Thursday, April 7, 2011

Where do I fit in

I am having an issue.

The issue is not something huge- or life altering- just an issue. I cannot figure out my niche at work.
When I worked in New York, my role was easy: The bright eyed kid right out of college who just moved into the big city. I asked a lot of questions and experienced everything for the first time.
But now- My role is evolving in the work place and finding where I fit in and what personality role I need to take is kind of difficult. My personality has always been loud- I ask a lot of questions, I always want to know why something is and I tend to be very personable. When I was an intern, that role was easy to play- Everyone saw me as the kid in the office- and that was that. It was ok for me to be a little on the unprofessional side, because I was the intern. What I noticed as an intern though- my superiors responded to that, in my eyes, they saw someone ready to learn, someone who would listen to what they had to say and possibly, their words would make a difference in my life.

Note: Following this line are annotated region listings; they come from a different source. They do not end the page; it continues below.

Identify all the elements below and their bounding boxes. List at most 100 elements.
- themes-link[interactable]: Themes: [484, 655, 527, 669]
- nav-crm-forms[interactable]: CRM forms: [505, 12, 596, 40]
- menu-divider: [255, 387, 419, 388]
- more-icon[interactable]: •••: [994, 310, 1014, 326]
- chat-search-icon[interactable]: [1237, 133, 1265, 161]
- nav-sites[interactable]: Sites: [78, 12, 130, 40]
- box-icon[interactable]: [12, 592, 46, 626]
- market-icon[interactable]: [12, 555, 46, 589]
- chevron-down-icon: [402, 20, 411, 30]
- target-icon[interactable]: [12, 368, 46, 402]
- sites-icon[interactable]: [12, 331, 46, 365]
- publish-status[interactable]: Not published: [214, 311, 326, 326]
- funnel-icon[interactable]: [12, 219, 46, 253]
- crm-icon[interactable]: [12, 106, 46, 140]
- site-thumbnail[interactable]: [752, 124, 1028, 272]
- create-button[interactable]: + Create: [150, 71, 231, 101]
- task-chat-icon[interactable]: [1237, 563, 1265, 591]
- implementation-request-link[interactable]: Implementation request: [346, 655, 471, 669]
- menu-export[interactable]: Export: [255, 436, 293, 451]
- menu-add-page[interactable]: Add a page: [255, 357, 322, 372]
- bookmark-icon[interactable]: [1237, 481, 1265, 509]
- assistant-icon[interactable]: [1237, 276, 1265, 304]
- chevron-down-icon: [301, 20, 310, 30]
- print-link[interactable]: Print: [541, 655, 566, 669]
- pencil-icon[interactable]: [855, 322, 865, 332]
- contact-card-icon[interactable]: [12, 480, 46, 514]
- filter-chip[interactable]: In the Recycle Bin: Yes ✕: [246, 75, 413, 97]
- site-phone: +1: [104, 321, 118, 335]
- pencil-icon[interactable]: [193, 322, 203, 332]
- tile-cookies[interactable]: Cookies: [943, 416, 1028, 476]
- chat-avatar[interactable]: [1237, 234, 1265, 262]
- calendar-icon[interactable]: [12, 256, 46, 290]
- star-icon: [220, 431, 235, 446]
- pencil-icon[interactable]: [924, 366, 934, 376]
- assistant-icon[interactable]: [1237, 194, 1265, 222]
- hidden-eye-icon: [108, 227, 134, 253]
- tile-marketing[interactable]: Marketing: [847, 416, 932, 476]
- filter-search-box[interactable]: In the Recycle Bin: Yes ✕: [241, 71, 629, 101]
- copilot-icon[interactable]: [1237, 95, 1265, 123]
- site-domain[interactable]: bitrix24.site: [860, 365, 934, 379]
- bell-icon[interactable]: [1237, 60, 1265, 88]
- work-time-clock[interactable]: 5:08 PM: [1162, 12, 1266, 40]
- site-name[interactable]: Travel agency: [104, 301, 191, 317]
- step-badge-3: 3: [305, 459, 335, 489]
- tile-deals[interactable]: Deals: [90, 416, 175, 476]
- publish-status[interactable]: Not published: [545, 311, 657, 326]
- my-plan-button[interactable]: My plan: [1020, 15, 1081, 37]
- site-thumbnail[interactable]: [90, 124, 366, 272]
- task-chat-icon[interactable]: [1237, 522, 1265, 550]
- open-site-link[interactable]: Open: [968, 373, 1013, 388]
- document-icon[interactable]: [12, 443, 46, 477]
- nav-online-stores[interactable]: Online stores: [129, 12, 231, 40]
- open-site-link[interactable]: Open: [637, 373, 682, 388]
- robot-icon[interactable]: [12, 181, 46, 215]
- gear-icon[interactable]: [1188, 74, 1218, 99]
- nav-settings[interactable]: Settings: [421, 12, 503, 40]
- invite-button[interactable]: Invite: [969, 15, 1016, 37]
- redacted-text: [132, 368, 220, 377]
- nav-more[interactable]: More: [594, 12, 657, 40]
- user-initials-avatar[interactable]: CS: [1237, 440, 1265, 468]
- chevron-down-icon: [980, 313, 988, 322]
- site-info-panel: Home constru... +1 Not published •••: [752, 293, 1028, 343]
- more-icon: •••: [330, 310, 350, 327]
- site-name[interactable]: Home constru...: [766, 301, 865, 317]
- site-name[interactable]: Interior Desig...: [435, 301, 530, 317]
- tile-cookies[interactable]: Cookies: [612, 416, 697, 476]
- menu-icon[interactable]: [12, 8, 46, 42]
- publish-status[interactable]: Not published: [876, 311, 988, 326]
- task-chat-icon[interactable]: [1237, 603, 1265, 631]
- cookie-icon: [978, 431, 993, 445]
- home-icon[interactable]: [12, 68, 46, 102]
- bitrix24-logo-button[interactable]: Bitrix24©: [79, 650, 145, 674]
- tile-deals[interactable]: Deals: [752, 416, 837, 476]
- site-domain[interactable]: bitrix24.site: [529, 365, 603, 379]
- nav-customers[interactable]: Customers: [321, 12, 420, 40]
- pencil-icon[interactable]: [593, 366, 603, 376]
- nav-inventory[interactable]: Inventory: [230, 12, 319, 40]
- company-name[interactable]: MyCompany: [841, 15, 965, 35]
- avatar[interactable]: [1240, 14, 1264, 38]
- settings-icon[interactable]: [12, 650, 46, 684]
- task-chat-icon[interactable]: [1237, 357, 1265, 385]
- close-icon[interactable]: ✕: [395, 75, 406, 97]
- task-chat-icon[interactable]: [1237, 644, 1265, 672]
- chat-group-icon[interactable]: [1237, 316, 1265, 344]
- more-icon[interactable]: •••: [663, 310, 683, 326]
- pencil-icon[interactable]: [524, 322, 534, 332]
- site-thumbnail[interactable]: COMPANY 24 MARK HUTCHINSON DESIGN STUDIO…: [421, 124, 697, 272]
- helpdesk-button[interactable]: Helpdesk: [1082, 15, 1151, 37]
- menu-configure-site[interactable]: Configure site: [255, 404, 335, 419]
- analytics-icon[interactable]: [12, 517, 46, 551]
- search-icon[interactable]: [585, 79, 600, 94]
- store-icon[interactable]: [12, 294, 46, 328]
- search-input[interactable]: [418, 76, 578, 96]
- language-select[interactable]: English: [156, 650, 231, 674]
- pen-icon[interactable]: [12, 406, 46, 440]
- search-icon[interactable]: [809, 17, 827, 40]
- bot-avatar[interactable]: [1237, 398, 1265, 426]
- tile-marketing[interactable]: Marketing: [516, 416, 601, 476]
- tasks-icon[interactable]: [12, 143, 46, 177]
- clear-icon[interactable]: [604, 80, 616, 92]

But now-I feel like I am lost a little in limbo. My e-mails (in my mind) are a little awkward- just not the way I typically communicate to people. I know that I need to be more professional, but the issue I am having is where can I draw the line between 'professional' and 'me'?
When is it ok to relate to others with my own spunk? Yes, I want to be taken seriously- and gain the respect of my peers and superiors, but how can I show them who I am if I am awkward communicating with them?

This is one problem that they did not teach us how to solve in college: how to hold one's identity when moving through the working world. I do not want to lose my spunk- my 'brandi-ness', but HOW do I actually do that?

Lesson learning right now:
How to evolve my self- not change (just because I do not believe people can actually change... they can evolve- but you are who you are)- into the working person- How to relate to others in the work place. If only they taught this in college....

Its funny, I can be friends with almost everyone- because for the most part, I like everyone i meet- but how can I work with them too?